The final three sections describe God’s ongoing work in redeeming and liberating McGahan’s life. This work carries her through a gradual discovery of community and friendship; and also a new friendship with her own body. It enfolds her longing for (and eventual) marriage and dramatically culminates in her pregnancy with and the birth of her first child.

Although less intense in some ways than the previous sections, McGahan’s story here displays the unvarnished, raw, unfinished—and yet somehow still joyful—texture of the Christian life. Reading the process of her maturing made me wince at times, but it also made me laugh, worship, and cheer for her.

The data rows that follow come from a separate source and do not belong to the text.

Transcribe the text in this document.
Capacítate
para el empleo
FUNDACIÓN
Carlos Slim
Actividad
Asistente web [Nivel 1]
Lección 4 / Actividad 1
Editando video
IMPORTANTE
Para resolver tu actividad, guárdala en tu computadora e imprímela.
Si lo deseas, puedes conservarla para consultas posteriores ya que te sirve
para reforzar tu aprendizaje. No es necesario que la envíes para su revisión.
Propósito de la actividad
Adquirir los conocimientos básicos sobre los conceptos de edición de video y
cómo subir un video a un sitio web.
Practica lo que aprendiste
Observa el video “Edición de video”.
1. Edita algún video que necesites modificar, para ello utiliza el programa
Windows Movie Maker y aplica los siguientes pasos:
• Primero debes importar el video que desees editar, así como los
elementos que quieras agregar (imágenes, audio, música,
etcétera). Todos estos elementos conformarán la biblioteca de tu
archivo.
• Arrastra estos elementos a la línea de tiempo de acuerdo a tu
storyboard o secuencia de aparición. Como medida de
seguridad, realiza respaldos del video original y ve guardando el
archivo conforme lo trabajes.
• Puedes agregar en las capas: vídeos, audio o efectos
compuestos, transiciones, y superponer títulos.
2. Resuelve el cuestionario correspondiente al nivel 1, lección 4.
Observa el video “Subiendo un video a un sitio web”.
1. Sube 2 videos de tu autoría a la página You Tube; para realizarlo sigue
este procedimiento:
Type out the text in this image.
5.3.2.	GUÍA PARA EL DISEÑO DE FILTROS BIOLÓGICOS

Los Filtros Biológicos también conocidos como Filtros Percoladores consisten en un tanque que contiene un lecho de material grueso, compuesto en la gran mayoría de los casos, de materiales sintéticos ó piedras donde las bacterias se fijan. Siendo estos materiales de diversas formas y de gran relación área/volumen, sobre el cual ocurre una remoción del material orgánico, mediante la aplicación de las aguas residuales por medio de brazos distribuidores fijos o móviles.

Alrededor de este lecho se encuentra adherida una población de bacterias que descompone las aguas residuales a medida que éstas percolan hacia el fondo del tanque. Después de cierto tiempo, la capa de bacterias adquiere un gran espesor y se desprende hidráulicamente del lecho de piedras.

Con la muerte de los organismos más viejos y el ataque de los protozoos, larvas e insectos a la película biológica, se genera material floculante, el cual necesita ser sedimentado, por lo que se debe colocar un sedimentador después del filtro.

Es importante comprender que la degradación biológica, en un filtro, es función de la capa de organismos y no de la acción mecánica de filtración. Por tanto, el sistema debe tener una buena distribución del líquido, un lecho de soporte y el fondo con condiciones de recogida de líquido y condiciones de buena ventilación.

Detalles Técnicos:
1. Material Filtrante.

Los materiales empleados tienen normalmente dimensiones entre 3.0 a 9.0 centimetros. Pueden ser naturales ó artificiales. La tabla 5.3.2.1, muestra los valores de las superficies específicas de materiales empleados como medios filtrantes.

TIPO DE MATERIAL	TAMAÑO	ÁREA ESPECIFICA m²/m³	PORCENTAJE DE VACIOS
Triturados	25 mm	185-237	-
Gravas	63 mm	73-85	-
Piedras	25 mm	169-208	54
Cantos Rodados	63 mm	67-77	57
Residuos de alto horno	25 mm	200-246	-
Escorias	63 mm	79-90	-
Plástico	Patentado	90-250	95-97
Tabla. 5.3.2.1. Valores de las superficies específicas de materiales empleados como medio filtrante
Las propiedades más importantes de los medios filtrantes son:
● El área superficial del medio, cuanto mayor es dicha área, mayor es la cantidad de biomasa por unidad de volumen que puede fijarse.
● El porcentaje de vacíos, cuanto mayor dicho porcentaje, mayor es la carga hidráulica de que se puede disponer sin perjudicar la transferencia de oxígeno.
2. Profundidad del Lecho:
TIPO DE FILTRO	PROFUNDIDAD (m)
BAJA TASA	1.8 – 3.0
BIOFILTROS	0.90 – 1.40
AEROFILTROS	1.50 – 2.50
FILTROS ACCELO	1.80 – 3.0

One of the things I’ve been sitting with since I finished Metanoia is how this unique story about a unique young woman is at the same time the common story of Christians of my generation. And that’s not just because she listens to podcasts and watches Netflix!

In Anna McGahan and her story, I see my own friends and peers. I see emerging Christian leaders with whom I have the privilege of working. The more estranged Australia becomes from its Christianised past, the more stories like McGahan’s will need to play out—along with, no doubt, some weird and confronting parts. These stories will also need to be told—especially if they, like this one, can bear witness to the love of the Father, the compelling beauty of Jesus, and the transforming power of the Spirit. They give personal substance and weight to a lived apologetic for the Christian way.

As I say, I am profoundly grateful for this book. I praise God that it was written, and I pray it is widely read.